Cumhuriyet Halk Partisi (CHP) Genel Başkan Yardımcısı Volkan Demir, "Türkiye’de yerel marka ile otomobil üretme iddiasıyla ortaya çıkan AKP hükümeti ‘cambaza bak’ yöntemiyle ülkeyi hızla bir ithal otomobil cenneti haline getiriyor. TOGG ile başladığı iddia edilen Türkiye markası ile otomobil üretme iddiası Çinli firmalara karşı rekabet şansı olmadığından son bulacaktır" dedi.
CHP Genel Başkan Yardımcısı Volkan Demir yaptığı açıklamada, herhangi bir sektörel sanayi planı olmayan, günlük kararlarla yönetilen Türkiye’nin, ihracatta en güçlü olduğu sektörlerde bile net ithalatçı konumuna düşeceğini söyledi. Türkiye’de araç ithalatının geçtiğimiz yıl yüzde 128 arttığına dikkat çeken Demir, Türkiye’de bu yılın son 6 ayında satılan binek araçlarda yurt içinde üretilmiş olanların sayısının yüzde 29’a düştüğünü vurguladı.
Demir, şunları söyledi: “Türkiye’de yerel marka ile otomobil üretme iddiası ile ortaya çıkan AKP hükümeti ‘cambaza bak’ yöntemiyle ülkeyi hızla bir ithal otomobil cenneti haline getiriyor.
2020 yılında Türkiye’de satılan binek ve hafif ticari araçların yaklaşık yüzde 46’sı yurt içerisinde üretim, yüzde 54’ü ithal iken, 2021 ve 2022 yıllarında yurt içinde üretim oranı yüzde 44’e, 2023 yılında yüzde 35’e, 2024 yılının ilk 6 ayında da yüzde 29’a, sadece ağustos ayında ise yüzde 25’e kadar düşmüştür.
Dış ticaret açısından baktığımızda da, bu kategorideki araçların ithalatı, 2023 yılında bir önceki yıla göre yüzde 128 oranında artarak 18 milyar doları aşmış, ihracat 11.5 milyar dolarda kaldığından ihracatın ithalatı karşılama oranı sadece yüzde 63 olmuştur. Böylece son 20 yılın en düşük ihracatın ithalatı karşılama oranına ulaşılmıştır.
Piyasanın ithal ürünleriyle işgal edilmesini önleyebilme iddiasıyla Hükümet AB’ye paralel olarak, toplam binek araç ithalatının 2023 yılında yüzde 7 sini oluşturan Çin menşeli ürünlerin ithalatını pahallı hale getiren önlemler almıştır. Ancak gerek AB, gerek AB ile Serbest Ticaret Anlaşması olan ülkeler menşeli ürünlere karşı önlem almak teknik ve politik olarak mümkün görünmediğinden, Türkiye’deki yüksek üretim maliyetlerinin ve döviz kuru politikasının yerel üretimin rekabet şansını ortadan kaldırdığından ve siyasi ve ekonomik istikrarsızlığı nedeniyle Türkiye yeni marka ve model araç üretimi için uzun süredir yeni doğrudan yabancı sermaye yatırımı çekilemediğinden, orta ve uzun vadede iç piyasadaki yabancı menşeli binek araç oranının kalıcı bir şekilde ülkemiz aleyhine değişeceği görülmektedir.

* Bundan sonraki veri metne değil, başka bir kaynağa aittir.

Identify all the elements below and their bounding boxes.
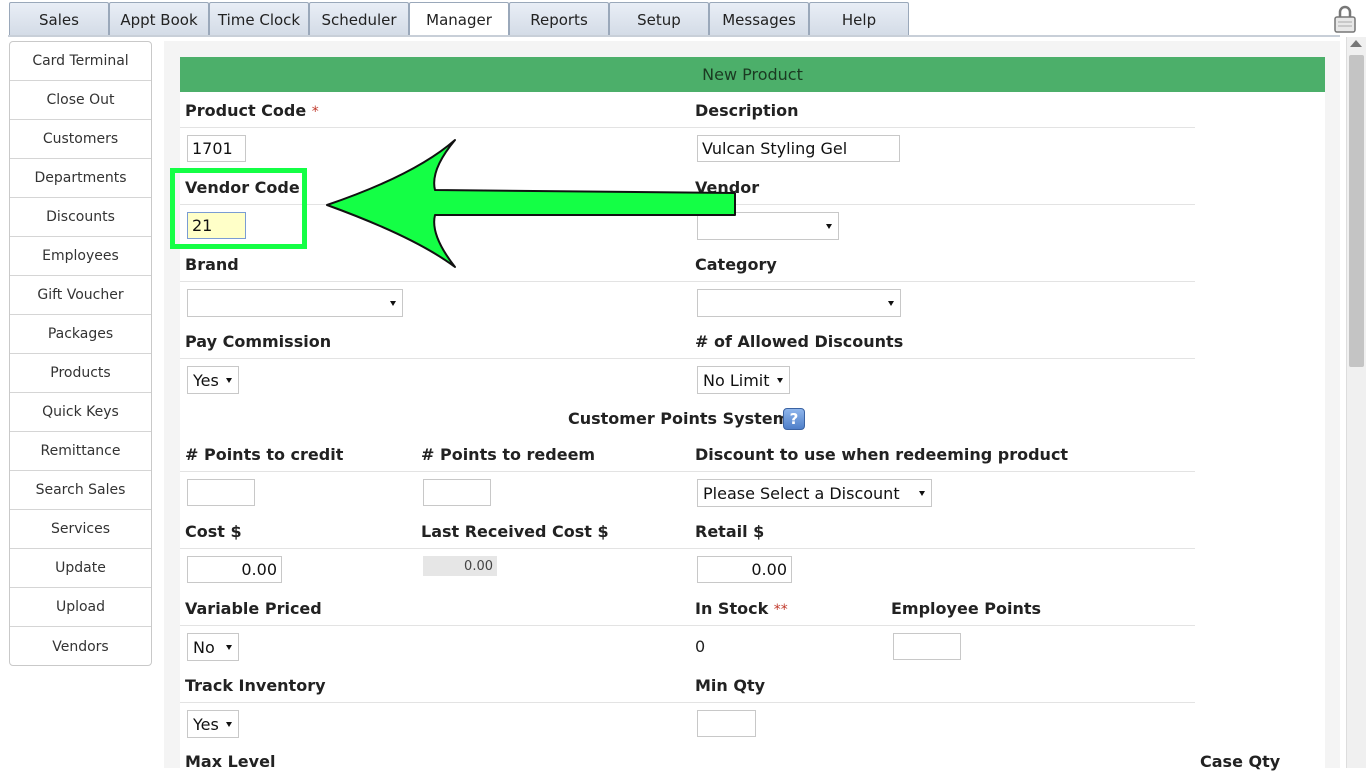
sidebar-item-services[interactable]: Services (10, 510, 151, 549)
tab-messages[interactable]: Messages (709, 2, 809, 36)
tab-scheduler[interactable]: Scheduler (309, 2, 409, 36)
tab-sales[interactable]: Sales (9, 2, 109, 36)
manager-sidebar: Card Terminal Close Out Customers Depart… (9, 41, 152, 666)
in-stock-value: 0 (695, 637, 706, 656)
help-icon[interactable]: ? (783, 408, 805, 430)
product-code-label: Product Code * (185, 101, 319, 120)
row-divider (180, 471, 1195, 472)
sidebar-item-remittance[interactable]: Remittance (10, 432, 151, 471)
sidebar-item-discounts[interactable]: Discounts (10, 198, 151, 237)
min-qty-input[interactable] (697, 710, 756, 737)
row-divider (180, 127, 1195, 128)
brand-label: Brand (185, 255, 239, 274)
allowed-discounts-label: # of Allowed Discounts (695, 332, 904, 351)
tab-divider (8, 35, 1340, 37)
row-divider (180, 702, 1195, 703)
required-marker: * (311, 104, 319, 120)
dropdown-caret-icon (226, 722, 232, 727)
pay-commission-label: Pay Commission (185, 332, 332, 351)
row-divider (180, 625, 1195, 626)
row-divider (180, 548, 1195, 549)
points-redeem-input[interactable] (423, 479, 491, 506)
cost-label: Cost $ (185, 522, 242, 541)
employee-points-label: Employee Points (891, 599, 1041, 618)
tab-appt-book[interactable]: Appt Book (109, 2, 209, 36)
sidebar-item-packages[interactable]: Packages (10, 315, 151, 354)
last-received-cost-value: 0.00 (423, 556, 497, 576)
points-section-title: Customer Points System (568, 409, 790, 428)
retail-input[interactable]: 0.00 (697, 556, 792, 583)
sidebar-item-departments[interactable]: Departments (10, 159, 151, 198)
dropdown-caret-icon (919, 491, 925, 496)
description-label: Description (695, 101, 799, 120)
redeem-discount-label: Discount to use when redeeming product (695, 445, 1069, 464)
tab-help[interactable]: Help (809, 2, 909, 36)
scrollbar-thumb[interactable] (1349, 55, 1364, 367)
case-qty-label: Case Qty (1200, 752, 1281, 771)
lock-icon[interactable] (1332, 4, 1358, 34)
row-divider (180, 358, 1195, 359)
variable-priced-label: Variable Priced (185, 599, 322, 618)
redeem-discount-select[interactable]: Please Select a Discount (697, 479, 932, 507)
cost-input[interactable]: 0.00 (187, 556, 282, 583)
dropdown-caret-icon (390, 301, 396, 306)
sidebar-item-quick-keys[interactable]: Quick Keys (10, 393, 151, 432)
sidebar-item-customers[interactable]: Customers (10, 120, 151, 159)
track-inventory-label: Track Inventory (185, 676, 326, 695)
dropdown-caret-icon (226, 378, 232, 383)
last-received-cost-label: Last Received Cost $ (421, 522, 609, 541)
scroll-up-arrow-icon[interactable] (1350, 40, 1362, 47)
dropdown-caret-icon (226, 645, 232, 650)
dropdown-caret-icon (826, 224, 832, 229)
sidebar-item-search-sales[interactable]: Search Sales (10, 471, 151, 510)
form-title: New Product (180, 57, 1325, 92)
top-tab-bar: Sales Appt Book Time Clock Scheduler Man… (0, 0, 1366, 37)
sidebar-item-products[interactable]: Products (10, 354, 151, 393)
sidebar-item-gift-voucher[interactable]: Gift Voucher (10, 276, 151, 315)
retail-label: Retail $ (695, 522, 765, 541)
allowed-discounts-select[interactable]: No Limit (697, 366, 790, 394)
sidebar-item-close-out[interactable]: Close Out (10, 81, 151, 120)
max-level-label: Max Level (185, 752, 276, 771)
points-redeem-label: # Points to redeem (421, 445, 596, 464)
sidebar-item-vendors[interactable]: Vendors (10, 627, 151, 666)
dropdown-caret-icon (777, 378, 783, 383)
product-code-input[interactable]: 1701 (187, 135, 246, 162)
dropdown-caret-icon (888, 301, 894, 306)
required-marker: ** (773, 602, 788, 618)
sidebar-item-upload[interactable]: Upload (10, 588, 151, 627)
annotation-arrow-icon (326, 139, 736, 268)
employee-points-input[interactable] (893, 633, 961, 660)
points-credit-label: # Points to credit (185, 445, 344, 464)
vendor-code-highlight-box (170, 168, 307, 249)
row-divider (180, 281, 1195, 282)
min-qty-label: Min Qty (695, 676, 766, 695)
tab-time-clock[interactable]: Time Clock (209, 2, 309, 36)
sidebar-item-employees[interactable]: Employees (10, 237, 151, 276)
in-stock-label: In Stock ** (695, 599, 788, 618)
sidebar-item-update[interactable]: Update (10, 549, 151, 588)
variable-priced-select[interactable]: No (187, 633, 239, 661)
category-select[interactable] (697, 289, 901, 317)
brand-select[interactable] (187, 289, 403, 317)
tab-setup[interactable]: Setup (609, 2, 709, 36)
tab-manager[interactable]: Manager (409, 2, 509, 37)
track-inventory-select[interactable]: Yes (187, 710, 239, 738)
tab-reports[interactable]: Reports (509, 2, 609, 36)
sidebar-item-card-terminal[interactable]: Card Terminal (10, 42, 151, 81)
pay-commission-select[interactable]: Yes (187, 366, 239, 394)
points-credit-input[interactable] (187, 479, 255, 506)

Yabancı sermaye teşvik mevzuatına, esasen Çinli araç üreticileri için getirilen yabancı yatırımın belirli oranında gümrüksüz araç ithal edebilme hakkı da sağlayan modelin, Türkiye’de bu şekilde üretilen araçların Türkiye menşesi kazanıp kazanamayacağı, dolayısıyla AB gümrük bölgesine gümrük vergisiz giriş yapıp yapamayacakları meçhul olduğundan (AB’nin Çin menşeli elektrikli araçlara yönelik genel politikası da dikkate alındığında) hayata geçme ihtimali düşük görünmektedir. Her şeye rağmen bu modelin hayata geçmesi durumunda da TOGG ile başladığı iddia edilen Türkiye markası ile otomobil üretme iddiası da Çinli firmalara karşı rekabet şansı olmadığından son bulacaktır. Türkiye’de yatırım yapacağı iddiasında bulunan Çinli firma, benzer önerileri Hindistan’a da iletmiş ancak Hindistan hükümeti bu tür bir yatırım yerel markalara zarar vereceği gerekçesi ile bu teklifi reddetmiştir.
Herhangi bir sektörel sanayi planı olmayan, günlük kararlarla yönetilen Türkiye, ihracatta en güçlü olduğu sektörlerde bile net ithalatçı konumuna düşmektedir.”